Slovak Rugby Union
- Sport: Rugby union
- Founded: 2004
- World Rugby affiliation: 2016 (Associate Member)
- FIRA-AER affiliation: 2004
- President: Eduard Krützner, Jr. (2009-to present)
- Men's coach: Pavel Lištván
- Women's coach: Martin Šlosárek
- Website: www.rugbyunion.sk

= Slovak Rugby Union =

Governing body of rugby in Slovakia

The Slovak Rugby Union (Slovenská rugbyová únia) is the governing body for rugby in Slovakia.

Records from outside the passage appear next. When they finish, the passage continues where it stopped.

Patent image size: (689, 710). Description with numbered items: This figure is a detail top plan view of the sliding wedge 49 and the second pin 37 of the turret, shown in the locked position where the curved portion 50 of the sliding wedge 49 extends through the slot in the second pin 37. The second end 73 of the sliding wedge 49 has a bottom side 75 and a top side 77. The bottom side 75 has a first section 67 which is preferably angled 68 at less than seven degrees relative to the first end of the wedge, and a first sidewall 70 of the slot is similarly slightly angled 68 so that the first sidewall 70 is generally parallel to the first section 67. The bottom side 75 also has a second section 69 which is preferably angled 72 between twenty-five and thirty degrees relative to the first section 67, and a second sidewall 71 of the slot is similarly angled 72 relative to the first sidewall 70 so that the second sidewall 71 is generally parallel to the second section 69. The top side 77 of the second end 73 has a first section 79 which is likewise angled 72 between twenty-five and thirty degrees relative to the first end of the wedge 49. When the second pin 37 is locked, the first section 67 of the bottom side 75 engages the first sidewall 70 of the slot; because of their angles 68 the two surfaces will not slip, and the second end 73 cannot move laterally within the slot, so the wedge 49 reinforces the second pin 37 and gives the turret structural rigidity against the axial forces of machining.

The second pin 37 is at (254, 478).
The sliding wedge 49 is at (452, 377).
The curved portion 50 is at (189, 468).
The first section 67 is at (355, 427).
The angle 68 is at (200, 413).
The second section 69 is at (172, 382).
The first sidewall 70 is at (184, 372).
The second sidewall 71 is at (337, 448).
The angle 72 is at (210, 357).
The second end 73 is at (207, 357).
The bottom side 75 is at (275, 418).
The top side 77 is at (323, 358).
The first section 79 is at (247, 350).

The SRU is headed by the President Eduard Krützner with Michal Mihálik acting as the Chief Executive Officer.

==History==
In September 2015, SRU join the project of the World Rugby "Get into rugby", prior to becoming an associate member of World Rugby in May 2016.

==Domestic rugby==
The SRU oversees the national league system, known as the Slovak Rugby League Championship, and consisting of:
- Rugby 7s league
- Rugby XV league

It also oversees the test match outside of Slovakia, as in Austria, Hungary, and Czech Republic.
==Players==
- Matthew Cingel
- Léon De Borggraef

==Links==
- Slovakia national rugby union team
- FIRA-AER
- Rugby Klub Bratislava
- Rugby Union Club Piešťany

==Notes==

 The World Rugby Handbook lists Slovenská Rugbyová Únia as having gained associate member status in May 2016 although, as at January 2017, incorrectly records the country name as Slovenia instead of Slovakia. Slovenia's Rugby Zveza Slovenie is listed as being a World Rugby member since October 1996.